Rudi Völler ist neuer Sportdirektor des DFB. Foto: Getty Images.
Rudi Völler ist neuer Sportdirektor des DFB. Foto: Getty Images.

Rudi Völler ist seit Donnerstagabend neuer Sportdirektor des Deutschen Fußball-Bundes (DFB). Der Ex-Geschäftsführer von Bayer Leverkusen reagierte auf die Anfrage skeptisch, will nun aber seinen Teil zu einer erfolgreichen Heim-EM von Deutschland beitragen.

Fredi Bobic und Matthias Sammer wurden ursprünglich als Nachfolger von Oliver Bierhoff beim DFB gehandelt, der Verband hat mit Rudi Völler jedoch eine überraschende Lösung präsentiert. Der 62-Jährige, der am Ende der vergangenen Saison aus dem sportlichen Bereich von Bayer Leverkusen ausgeschieden ist, war bisher Teil der fünfköpfigen Task-Force und wird Deutschland nun bis zur Europameisterschaft 2024 als Sportdirektor begleiten.

Völler zögerte mit Zusage

Auf einer Pressekonferenz am Freitag erläuterte Völler, nach der Anfrage von BVB-Geschäftsführer Hans-Joachim Watzke daran gezweifelt zu haben, der richtige Mann für die Bierhoff-Nachfolge zu sein. Die Verantwortlichen hätten ihm letztlich ein gutes Gefühl in der Entscheidungsfindung gegeben: "Ich war nicht richtig überzeugt, habe gefragt: ‚Gibt es keinen anderen, der das macht?‘ Nach einigen Tagen und vielen Gesprächen habe ich mich überzeugen lassen, dass es bis zur Europameisterschaft eine gute Lösung ist, dass ich mit meiner Erfahrung, meinem Imput und meinem Verhältnis zu Hansi Flick (Bundestrainer, d. Red.) einige Dinge mitgeben kann, damit wir eine erfolgreiche Europameisterschaft spielen."

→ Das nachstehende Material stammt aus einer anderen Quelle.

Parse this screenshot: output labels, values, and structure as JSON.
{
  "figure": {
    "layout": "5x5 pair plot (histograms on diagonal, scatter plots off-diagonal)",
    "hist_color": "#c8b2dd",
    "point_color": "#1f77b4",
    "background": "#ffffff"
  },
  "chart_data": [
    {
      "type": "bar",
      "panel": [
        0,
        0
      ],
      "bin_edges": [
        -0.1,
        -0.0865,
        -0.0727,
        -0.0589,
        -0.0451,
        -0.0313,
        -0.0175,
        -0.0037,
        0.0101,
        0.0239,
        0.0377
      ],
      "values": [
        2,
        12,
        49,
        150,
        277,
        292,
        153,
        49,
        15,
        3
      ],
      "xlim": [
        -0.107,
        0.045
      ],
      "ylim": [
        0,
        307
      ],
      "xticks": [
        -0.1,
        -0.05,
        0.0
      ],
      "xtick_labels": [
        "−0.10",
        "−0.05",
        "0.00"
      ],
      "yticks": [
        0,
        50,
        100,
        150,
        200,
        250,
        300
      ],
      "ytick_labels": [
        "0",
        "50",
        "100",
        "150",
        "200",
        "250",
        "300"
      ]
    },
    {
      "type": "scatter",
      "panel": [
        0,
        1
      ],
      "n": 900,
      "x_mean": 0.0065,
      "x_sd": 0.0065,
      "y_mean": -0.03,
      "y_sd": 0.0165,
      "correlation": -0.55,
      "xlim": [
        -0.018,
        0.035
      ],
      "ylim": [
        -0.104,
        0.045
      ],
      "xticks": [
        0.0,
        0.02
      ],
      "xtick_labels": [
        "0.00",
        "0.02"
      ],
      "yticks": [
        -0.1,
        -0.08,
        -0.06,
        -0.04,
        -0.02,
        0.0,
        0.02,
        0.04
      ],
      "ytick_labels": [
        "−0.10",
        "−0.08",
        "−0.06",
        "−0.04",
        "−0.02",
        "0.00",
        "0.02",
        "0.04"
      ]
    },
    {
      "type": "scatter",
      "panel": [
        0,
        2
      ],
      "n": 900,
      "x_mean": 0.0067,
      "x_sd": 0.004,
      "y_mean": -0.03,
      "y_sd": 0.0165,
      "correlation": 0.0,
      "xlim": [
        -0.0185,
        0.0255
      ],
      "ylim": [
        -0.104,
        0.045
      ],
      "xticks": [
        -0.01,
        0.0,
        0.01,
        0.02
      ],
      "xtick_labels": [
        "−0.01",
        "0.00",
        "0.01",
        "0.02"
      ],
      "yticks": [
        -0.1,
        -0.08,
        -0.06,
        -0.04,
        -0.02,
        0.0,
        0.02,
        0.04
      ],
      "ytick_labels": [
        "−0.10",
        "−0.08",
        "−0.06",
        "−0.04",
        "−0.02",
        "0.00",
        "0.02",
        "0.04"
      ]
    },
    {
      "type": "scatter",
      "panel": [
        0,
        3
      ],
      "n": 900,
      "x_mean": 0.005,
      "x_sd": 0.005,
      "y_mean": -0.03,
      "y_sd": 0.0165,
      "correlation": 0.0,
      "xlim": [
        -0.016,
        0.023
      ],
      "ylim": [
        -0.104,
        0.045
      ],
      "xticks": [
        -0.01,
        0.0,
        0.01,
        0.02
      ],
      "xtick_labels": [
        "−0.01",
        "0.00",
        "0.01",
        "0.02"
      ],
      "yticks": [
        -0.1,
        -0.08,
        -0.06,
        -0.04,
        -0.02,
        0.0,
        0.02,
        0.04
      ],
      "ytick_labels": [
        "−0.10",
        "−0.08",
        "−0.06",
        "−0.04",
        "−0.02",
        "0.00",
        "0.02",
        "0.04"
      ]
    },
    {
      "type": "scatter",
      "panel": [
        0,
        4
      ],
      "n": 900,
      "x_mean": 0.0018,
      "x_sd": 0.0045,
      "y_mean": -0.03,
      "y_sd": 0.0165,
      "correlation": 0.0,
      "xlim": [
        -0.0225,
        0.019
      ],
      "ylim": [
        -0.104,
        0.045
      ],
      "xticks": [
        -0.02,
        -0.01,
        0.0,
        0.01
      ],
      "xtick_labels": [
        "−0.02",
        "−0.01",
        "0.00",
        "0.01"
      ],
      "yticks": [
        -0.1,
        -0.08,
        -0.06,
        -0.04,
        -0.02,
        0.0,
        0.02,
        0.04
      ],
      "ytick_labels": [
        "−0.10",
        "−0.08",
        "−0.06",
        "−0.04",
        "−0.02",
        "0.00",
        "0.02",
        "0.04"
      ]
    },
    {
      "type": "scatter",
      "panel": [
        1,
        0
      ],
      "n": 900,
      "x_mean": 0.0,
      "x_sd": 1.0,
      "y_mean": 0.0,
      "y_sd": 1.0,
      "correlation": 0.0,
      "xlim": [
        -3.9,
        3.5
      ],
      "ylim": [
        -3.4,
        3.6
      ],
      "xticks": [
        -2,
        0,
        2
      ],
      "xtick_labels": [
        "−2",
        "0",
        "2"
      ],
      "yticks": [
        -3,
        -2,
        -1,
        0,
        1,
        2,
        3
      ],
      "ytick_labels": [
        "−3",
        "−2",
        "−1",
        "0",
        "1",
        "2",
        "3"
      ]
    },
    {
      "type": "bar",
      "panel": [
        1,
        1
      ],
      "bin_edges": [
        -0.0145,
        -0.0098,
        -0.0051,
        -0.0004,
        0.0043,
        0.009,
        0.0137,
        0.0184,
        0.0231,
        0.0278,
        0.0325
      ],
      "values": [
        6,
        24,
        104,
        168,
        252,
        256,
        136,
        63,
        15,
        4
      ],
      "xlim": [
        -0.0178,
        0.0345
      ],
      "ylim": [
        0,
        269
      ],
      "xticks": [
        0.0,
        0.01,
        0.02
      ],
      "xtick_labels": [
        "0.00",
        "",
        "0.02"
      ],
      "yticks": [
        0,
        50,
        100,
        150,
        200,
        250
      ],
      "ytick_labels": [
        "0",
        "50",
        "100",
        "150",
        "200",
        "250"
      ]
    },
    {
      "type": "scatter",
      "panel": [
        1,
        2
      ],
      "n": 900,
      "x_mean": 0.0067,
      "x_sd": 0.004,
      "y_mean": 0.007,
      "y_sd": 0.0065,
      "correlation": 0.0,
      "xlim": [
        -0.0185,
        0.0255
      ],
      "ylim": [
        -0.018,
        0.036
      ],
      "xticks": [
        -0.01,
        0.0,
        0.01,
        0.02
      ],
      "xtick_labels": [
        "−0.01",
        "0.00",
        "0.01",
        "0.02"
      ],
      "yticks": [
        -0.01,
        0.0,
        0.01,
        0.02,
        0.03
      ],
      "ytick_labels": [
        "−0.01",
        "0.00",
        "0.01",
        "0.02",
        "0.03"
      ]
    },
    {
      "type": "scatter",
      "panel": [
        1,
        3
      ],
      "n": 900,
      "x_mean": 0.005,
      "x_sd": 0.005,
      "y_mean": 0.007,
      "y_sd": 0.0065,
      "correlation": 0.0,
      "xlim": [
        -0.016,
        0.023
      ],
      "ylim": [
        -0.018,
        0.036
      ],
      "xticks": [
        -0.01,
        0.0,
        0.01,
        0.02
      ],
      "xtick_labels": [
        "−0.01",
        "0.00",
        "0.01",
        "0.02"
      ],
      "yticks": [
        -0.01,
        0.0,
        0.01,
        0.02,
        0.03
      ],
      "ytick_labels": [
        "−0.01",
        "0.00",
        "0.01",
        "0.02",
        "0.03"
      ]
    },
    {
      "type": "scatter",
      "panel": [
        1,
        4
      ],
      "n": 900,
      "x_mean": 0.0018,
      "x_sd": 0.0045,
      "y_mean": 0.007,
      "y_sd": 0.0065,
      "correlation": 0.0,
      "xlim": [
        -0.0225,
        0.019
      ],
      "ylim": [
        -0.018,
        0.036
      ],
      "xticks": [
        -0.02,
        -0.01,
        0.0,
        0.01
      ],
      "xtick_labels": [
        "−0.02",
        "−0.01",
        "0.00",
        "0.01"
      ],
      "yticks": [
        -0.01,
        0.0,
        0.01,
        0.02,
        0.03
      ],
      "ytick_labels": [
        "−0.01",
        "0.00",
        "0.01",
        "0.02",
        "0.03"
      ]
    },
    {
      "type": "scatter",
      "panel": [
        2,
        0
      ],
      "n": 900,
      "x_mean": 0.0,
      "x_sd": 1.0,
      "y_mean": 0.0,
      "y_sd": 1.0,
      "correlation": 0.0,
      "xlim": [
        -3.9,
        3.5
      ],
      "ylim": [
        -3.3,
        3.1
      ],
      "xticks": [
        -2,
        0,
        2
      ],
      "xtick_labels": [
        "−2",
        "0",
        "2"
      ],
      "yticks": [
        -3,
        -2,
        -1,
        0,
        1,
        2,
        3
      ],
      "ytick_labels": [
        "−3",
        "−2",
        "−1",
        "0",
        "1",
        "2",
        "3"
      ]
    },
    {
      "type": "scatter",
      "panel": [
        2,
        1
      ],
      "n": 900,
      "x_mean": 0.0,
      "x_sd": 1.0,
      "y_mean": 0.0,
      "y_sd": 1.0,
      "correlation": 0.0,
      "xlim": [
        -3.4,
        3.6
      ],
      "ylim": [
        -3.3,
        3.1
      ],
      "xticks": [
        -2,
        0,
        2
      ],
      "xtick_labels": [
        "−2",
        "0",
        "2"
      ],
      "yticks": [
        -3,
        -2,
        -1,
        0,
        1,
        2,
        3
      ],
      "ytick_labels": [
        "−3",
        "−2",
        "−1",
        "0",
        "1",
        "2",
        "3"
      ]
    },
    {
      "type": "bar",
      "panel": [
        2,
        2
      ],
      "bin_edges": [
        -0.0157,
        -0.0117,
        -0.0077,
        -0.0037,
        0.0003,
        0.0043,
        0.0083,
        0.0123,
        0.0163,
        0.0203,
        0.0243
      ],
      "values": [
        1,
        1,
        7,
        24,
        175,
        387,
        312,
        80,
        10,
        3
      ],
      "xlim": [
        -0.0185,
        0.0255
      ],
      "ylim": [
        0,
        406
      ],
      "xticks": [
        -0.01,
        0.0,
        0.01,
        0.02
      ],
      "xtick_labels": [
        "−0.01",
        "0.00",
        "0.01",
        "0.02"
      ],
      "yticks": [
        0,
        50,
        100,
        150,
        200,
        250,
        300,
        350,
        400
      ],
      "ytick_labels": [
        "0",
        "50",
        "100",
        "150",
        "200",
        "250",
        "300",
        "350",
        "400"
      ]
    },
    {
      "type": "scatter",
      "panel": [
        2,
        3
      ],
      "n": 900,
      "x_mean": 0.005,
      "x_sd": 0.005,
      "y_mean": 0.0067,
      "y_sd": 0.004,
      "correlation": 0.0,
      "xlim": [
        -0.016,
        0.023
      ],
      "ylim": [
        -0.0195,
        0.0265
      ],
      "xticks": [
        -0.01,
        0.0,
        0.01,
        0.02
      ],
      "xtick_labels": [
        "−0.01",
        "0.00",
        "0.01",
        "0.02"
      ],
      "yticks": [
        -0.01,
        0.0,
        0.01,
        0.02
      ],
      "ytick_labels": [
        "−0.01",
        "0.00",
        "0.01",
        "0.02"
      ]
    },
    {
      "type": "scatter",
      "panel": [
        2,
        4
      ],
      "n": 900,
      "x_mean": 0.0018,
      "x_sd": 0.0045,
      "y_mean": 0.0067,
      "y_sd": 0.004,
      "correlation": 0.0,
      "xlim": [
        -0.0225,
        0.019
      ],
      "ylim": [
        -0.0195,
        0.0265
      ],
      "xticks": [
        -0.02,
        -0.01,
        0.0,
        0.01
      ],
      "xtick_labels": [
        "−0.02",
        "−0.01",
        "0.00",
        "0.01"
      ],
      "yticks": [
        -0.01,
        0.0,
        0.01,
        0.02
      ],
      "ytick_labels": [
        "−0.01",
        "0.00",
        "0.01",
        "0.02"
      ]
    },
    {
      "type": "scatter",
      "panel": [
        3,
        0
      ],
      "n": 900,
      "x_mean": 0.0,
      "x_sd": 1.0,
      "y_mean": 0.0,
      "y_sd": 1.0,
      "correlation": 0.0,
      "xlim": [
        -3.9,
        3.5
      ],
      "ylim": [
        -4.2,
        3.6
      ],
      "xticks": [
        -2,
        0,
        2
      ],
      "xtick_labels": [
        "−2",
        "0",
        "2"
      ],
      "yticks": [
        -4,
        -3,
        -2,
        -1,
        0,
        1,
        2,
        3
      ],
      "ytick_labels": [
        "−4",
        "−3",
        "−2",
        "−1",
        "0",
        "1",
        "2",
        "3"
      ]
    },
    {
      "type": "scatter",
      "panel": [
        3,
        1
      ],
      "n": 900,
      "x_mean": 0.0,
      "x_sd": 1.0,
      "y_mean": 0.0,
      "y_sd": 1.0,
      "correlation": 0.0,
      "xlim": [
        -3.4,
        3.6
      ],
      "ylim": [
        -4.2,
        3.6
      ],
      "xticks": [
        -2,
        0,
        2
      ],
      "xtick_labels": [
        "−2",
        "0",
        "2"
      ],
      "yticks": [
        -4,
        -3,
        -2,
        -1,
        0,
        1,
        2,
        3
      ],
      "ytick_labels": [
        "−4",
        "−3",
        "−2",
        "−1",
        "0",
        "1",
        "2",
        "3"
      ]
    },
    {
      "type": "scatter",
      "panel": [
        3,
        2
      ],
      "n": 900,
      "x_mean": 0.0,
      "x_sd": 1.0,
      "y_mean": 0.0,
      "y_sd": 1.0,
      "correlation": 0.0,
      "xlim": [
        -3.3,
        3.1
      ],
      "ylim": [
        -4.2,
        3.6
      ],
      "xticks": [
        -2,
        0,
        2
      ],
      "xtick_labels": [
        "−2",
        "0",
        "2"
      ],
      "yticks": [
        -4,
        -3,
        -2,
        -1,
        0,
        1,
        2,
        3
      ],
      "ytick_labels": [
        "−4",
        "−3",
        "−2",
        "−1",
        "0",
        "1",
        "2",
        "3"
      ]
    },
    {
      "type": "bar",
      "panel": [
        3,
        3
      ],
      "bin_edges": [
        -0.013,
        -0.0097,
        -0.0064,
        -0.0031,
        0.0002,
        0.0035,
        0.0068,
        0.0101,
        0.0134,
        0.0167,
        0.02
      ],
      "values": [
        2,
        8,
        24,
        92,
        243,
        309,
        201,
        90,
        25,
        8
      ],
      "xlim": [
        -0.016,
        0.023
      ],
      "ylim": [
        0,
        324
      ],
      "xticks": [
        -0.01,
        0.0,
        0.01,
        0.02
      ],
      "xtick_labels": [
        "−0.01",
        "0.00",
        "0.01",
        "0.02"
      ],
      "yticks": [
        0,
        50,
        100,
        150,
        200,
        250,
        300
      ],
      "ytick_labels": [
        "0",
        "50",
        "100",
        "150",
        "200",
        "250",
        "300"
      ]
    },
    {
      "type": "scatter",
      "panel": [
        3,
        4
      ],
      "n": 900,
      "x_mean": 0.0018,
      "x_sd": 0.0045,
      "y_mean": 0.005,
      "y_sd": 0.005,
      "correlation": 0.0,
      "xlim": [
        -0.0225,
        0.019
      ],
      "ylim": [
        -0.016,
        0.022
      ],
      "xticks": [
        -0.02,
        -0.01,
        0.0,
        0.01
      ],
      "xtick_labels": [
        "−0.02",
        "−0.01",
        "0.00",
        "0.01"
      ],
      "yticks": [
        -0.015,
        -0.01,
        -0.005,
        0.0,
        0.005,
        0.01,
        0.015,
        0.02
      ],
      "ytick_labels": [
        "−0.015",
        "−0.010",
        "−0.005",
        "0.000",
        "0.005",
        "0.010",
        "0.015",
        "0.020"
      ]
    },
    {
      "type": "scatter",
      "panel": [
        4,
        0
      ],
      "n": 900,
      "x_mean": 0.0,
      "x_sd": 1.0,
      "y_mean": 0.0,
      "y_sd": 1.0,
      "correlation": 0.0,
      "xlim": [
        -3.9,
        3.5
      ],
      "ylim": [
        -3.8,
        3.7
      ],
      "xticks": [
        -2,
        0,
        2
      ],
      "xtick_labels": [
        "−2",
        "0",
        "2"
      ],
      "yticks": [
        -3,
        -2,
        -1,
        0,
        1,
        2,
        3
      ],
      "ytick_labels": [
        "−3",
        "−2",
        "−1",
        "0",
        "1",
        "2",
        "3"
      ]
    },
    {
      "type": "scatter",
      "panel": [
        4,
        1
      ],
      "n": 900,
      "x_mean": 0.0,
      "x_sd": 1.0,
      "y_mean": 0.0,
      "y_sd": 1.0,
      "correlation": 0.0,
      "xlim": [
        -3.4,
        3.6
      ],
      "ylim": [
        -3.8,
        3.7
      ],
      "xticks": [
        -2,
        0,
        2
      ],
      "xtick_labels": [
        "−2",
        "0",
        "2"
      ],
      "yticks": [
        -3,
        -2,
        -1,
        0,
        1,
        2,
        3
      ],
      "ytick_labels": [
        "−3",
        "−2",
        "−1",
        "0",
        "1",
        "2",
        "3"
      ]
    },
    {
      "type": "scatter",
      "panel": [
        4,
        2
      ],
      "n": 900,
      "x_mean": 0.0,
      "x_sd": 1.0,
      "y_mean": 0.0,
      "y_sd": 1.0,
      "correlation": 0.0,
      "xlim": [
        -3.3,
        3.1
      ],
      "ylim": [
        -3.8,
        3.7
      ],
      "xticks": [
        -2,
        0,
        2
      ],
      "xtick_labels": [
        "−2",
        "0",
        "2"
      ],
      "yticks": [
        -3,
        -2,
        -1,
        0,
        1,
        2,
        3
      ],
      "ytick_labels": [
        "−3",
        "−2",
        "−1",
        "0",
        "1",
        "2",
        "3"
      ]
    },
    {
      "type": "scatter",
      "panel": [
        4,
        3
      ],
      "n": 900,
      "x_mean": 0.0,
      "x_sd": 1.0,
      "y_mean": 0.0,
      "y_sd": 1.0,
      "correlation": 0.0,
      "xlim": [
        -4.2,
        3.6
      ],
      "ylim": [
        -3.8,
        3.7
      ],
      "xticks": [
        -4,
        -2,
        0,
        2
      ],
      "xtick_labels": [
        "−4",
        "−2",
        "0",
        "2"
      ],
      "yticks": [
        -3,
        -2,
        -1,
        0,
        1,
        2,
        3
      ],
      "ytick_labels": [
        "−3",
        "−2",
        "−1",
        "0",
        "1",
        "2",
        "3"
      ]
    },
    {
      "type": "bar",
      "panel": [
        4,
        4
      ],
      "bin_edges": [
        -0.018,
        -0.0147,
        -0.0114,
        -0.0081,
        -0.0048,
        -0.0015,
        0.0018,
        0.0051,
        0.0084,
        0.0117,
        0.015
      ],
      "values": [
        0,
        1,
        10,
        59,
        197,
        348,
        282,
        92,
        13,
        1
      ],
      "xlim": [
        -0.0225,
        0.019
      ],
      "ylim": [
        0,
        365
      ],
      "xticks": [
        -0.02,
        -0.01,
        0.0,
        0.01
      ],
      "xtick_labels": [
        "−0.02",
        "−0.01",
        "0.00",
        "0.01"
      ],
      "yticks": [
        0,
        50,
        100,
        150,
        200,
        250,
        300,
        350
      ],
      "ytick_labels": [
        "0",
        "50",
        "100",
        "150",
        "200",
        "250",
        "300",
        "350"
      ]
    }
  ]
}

"Es ist ein kleines Deja-vu"

Bereits von 2000 bis 2004 war Völler beim DFB tätig, seinerzeit noch als Teamchef. "Es ist ein kleines Deja-vu, aber nicht das Gleiche", sagte Völler, der als Direktor Nationalmannschaften ein anderes Aufgabenfeld übernehmen wird. In der Öffentlichkeit wird sein Engagement skeptisch beäugt, doch ob die Kritiker mit ihrer Einschätzung richtig liegen, wird sich in den kommenden Monaten zeigen.